MgB2 / Fe wire magnetic susceptibility curve along with the change of temperature 4.2 K is given under the first bit line of MgB2 / Fe strip of critical current density (Jc) curve along with the change of magnetic field. Can be seen from the diagram, when the magnetic field range of 47 t, homemade MgB2 / Fe wires superconducting properties than Nakane et al. Preparation of MgB2 < 15 > / Fe strip performance is high; Under the 4.2 K / 4 t homemade the critical current density of pure MgB2 / Fe wire for 104 a/cm2, and Nakane et al. Preparation of < 15 > strip the critical current density of less than 103 a/cm2.

This experiment to the first bit of MgB2 / Fe wire 950 high temperature heat treatment, effectively reduced the stress occurring in the process of cold working, to improve the connectivity of MgB2 grain, increase the density of the sample, to improve the magnetic flux pinning characteristics, thus improved its superconducting properties. And Nakane et < 15 > the first bit of of strip annealing temperature on the low side (600), which is leading to a lower strip superconducting properties of the main reasons.

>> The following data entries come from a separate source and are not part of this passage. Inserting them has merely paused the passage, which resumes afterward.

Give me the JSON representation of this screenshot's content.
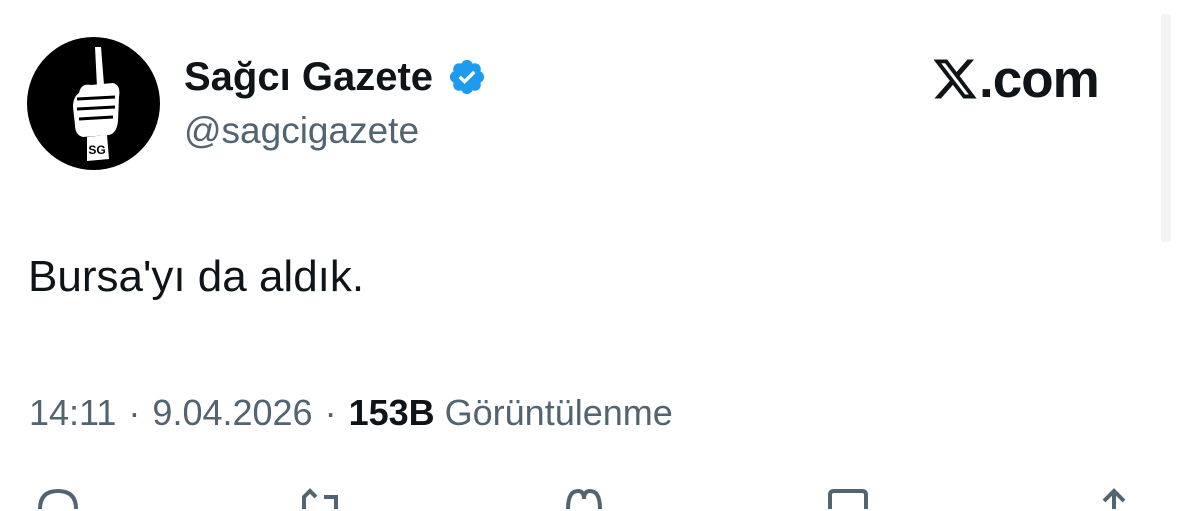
{
  "tweet": {
    "author": {
      "display_name": "Sağcı Gazete",
      "handle": "@sagcigazete",
      "verified": true,
      "avatar_icon": "raised-fist-avatar-icon",
      "avatar_text": "SG"
    },
    "brand": {
      "icon": "x-logo-icon",
      "text": ".com"
    },
    "text": "Bursa'yı da aldık.",
    "meta": {
      "time": "14:11",
      "separator": "·",
      "date": "9.04.2026",
      "views_count": "153B",
      "views_label": "Görüntülenme"
    },
    "actions": [
      "reply-icon",
      "retweet-icon",
      "like-icon",
      "bookmark-icon",
      "share-icon"
    ]
  },
  "colors": {
    "text": "#0f1419",
    "secondary": "#536471",
    "verified": "#1d9bf0"
  }
}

4.2 K under a line strip which was prepared first JcB curve: homemade MgB2 / Fe wire Nakane et al. Preparation of MgB2 < 15 > / Fe strip Flukiger people such as < 7 > special emphasis on the initial powder granularity (ball mill) for a first the importance of preparation of high performance wire strip Lezza < 17 > points out that the ball mill, 100 h is better than 3 h, and Takano et < 9 > points out that the ball mill time shoulds not be too long. Visible, ball grinding time needs further research to find the appropriate to the size of the powder particle size to increase the density of core superconducting materials, improve grain connectivity and magnetic flux pinning characteristics, so as to improve the superconducting properties of a normal strip first. In addition, Nakane et al. < 15 > points out that the use of MgB2 powder prepared by in situ as a method of the initial powder can obviously increase the first critical current density of a legal system for strip first. If in this way, with in situ prepared method of nanometer powder doping MgB2 powder as a first initial sintering powder, and can effectively increase magnetic flux pinning center and improve the connectivity of grain, this will likely greatly increase a normal first strip superconducting properties.

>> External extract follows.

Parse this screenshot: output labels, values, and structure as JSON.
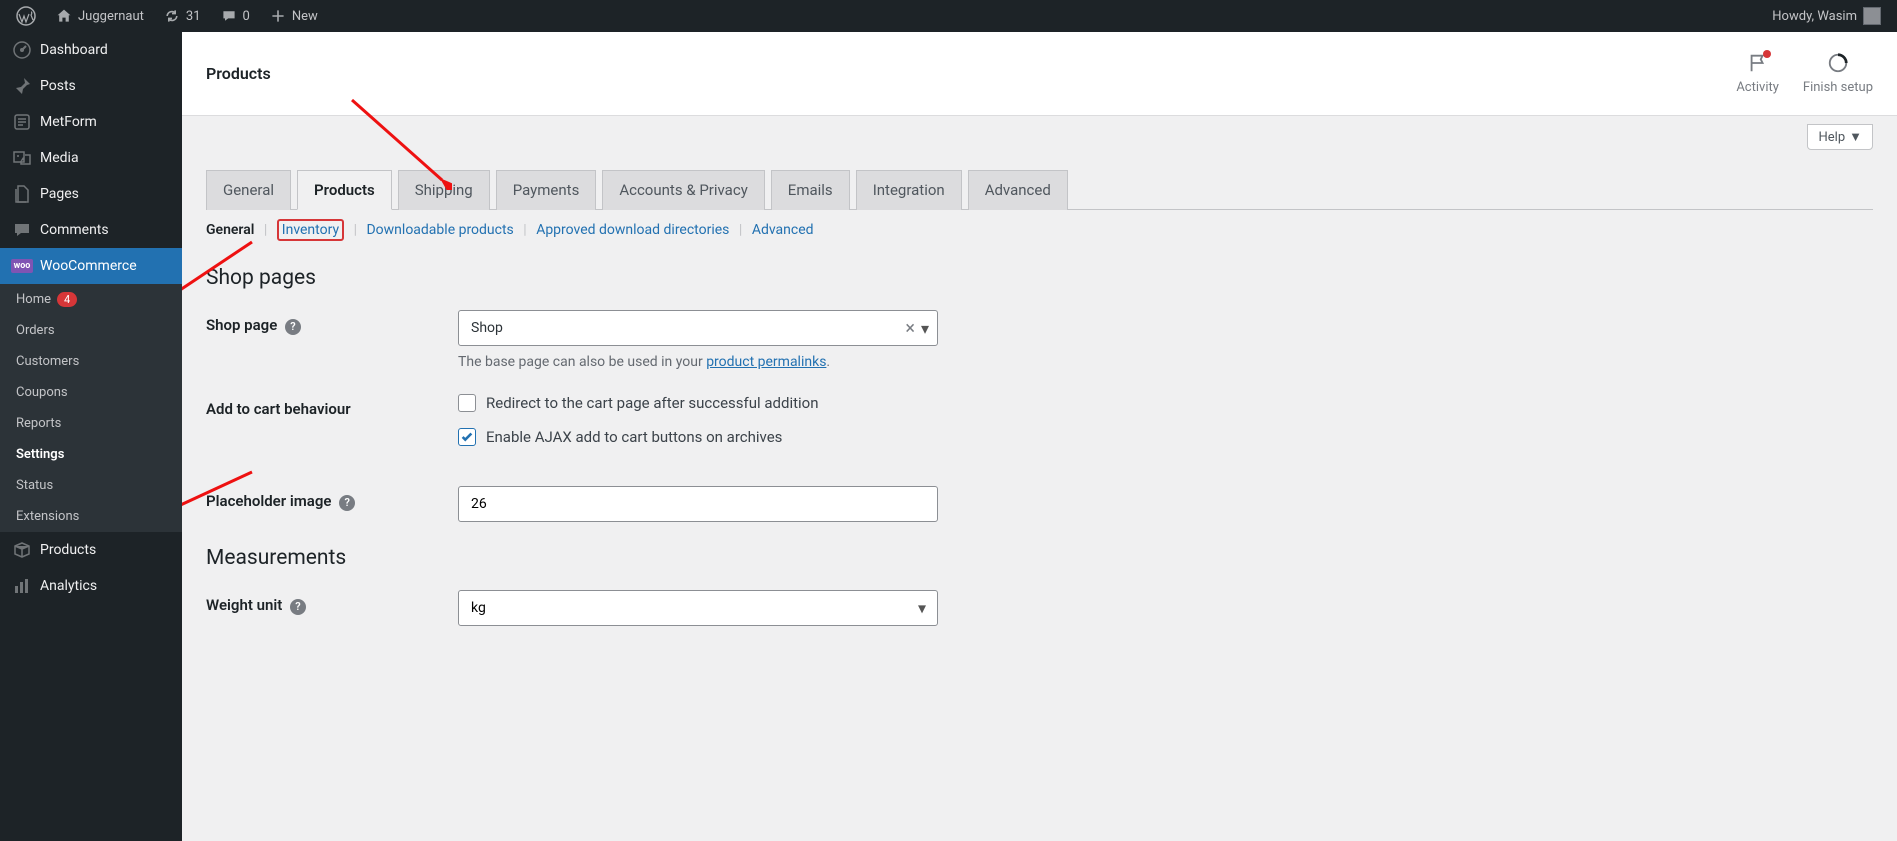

Conclusion based on the first bit of MgB2 / Fe superconducting wires, and the phase composition, microstructure, and superconducting properties was tested. Experimental results show that the superconducting wire of MgB2 / Fe critical transition temperature is about 38.3 K, 4.2 K / 4 t under the critical current density for 104 a/cm2. The study shows that the high temperature heat treatment reduced the stress occurring in the process of cold working, to improve the grain connectivity, increase the density of core material, improve the magnetic flux pinning characteristics, effectively improve the MgB2 / Fe superconducting properties of wire rod. In short, by improving the initial powder granularity, and effectively high temperature heat treatment can significantly improve a line strip which was prepared first superconducting properties, is expected to make a normal first strip to meet application requirements.